Chapitre 18 - La poursuite de l'éphémère
Tirelire nous a donné l'adresse du dénommé Beorhtio sans proposer de nous y accompagner. Chaff s'occupe de son prototype de maison volante, Tasun craint Ysma et Hroaar n'a pas réapparu depuis qu'il s'est interposé dans le probable esclandre causée par Therrar en ville.
Je suis prise de compassion pour Ysma : le collier lui a été envoyé par sa fille. La réaction et les remords de la Commandante attestent de la complexité de leur relation. Ysma le clame haut et fort : elle n'est pas née pour être mère, mais pour être la Commandante et à son avis, les deux sont incompatibles.
Contre sa volonté, Ryön me suit. Le Capitaine n'avait pas prévu cette escapade et laisse transparaître son agacement.
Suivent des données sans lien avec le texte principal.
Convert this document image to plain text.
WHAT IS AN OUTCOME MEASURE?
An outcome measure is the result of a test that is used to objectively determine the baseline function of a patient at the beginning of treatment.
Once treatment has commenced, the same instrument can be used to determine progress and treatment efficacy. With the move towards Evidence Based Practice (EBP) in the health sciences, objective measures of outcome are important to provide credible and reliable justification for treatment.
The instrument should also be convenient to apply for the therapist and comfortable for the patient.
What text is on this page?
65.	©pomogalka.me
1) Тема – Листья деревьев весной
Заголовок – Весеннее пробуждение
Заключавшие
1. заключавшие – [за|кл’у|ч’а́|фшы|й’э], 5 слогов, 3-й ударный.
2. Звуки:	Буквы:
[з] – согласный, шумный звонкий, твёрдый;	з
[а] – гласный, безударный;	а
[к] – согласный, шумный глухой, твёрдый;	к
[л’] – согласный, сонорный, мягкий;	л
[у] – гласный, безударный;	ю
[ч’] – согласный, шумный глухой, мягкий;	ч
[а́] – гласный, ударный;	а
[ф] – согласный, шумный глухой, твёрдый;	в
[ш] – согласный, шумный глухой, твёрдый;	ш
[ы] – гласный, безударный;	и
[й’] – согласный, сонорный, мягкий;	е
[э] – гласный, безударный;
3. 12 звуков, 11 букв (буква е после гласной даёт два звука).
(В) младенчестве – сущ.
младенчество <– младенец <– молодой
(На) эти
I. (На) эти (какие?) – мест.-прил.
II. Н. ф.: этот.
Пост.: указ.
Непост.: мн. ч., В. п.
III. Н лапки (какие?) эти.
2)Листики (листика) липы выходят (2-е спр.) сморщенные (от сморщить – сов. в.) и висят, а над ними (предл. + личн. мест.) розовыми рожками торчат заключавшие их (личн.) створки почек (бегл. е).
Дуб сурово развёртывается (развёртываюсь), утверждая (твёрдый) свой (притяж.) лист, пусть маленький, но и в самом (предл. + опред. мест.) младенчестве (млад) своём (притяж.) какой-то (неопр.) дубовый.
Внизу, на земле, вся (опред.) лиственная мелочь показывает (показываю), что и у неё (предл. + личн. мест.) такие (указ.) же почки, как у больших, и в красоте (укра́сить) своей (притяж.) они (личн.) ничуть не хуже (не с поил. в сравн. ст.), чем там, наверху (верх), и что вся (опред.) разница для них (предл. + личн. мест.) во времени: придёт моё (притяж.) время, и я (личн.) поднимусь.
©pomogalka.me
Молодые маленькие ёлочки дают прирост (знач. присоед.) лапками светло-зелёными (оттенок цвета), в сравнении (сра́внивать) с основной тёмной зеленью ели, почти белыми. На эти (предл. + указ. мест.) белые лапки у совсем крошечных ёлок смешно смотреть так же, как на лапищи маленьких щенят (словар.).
Toutefois, il ne peut se résoudre à me laisser entre les mains d'une géante désorientée qui risquerait de me blesser. Ryön ne s'est pas étonné outre mesure de son accès de rage, ce qui laisse penser qu'il a déjà été témoin des désordres psychologiques d'Ysma.
Nous frappons à la porte d'une bicoque située dans un quartier non loin de la boutique du Quatuor, dans la ville haute. Au moment où Ysma s'apprête à frapper, on entend des bruits d'éclats de verre, des meubles bousculés, suivis d'un son sec et d'une sorte de glissement sur le sol comme si quelqu'un s'y traînait en gémissant.
Je m'attends à trouver un vieillard, mais un adolescent gringalet aux cheveux bouclés comme un mouton nous ouvre, la tête rentrée dans les épaules. Ses bras sont couverts de coupures et l'une de ses joues est écarlate. La trace d'une main y est imprimée.
« Bienvenue chez Beorhtio da Núcleo, Mage orfèvre. Astronome à ses heures perdues, se sent-il obligé d'ajouter d'une voix frêle.
— Réparez-vous les bijoux envoûtés ? s'enquière Ysma en lui montrant les débris dans ses paumes grandes ouvertes.
Le garçon opine timidement et s'efface devant nous.
Nous pénétrons dans la demeure mal éclairée aux poutres basses. Ysma jure en se cognant la tête au barreau d'une échelle. À l'instar de Ryön, elle est contrainte d'avancer en pliant les genoux.
Au centre de la pièce trône une table circulaire où sont posés un assortiment de coupelles, fioles, creusets, cambroirs, baguiers, archets, un astrolabe et de multiples bougies aux flammes élancées attaquant vivement la cire. L'atelier est sommairement aménagé, à l'exception d'un gros fauteuil usé et orienté vers une fenêtre étroite. Il flotte une odeur de vieux meuble et de papier brûlé. Les murs lambrissés sont éraflés de toutes parts et le sol en pierre noire, un signe de richesse, est jonché d'éclats de cristal. À leur vue, Ysma se crispe.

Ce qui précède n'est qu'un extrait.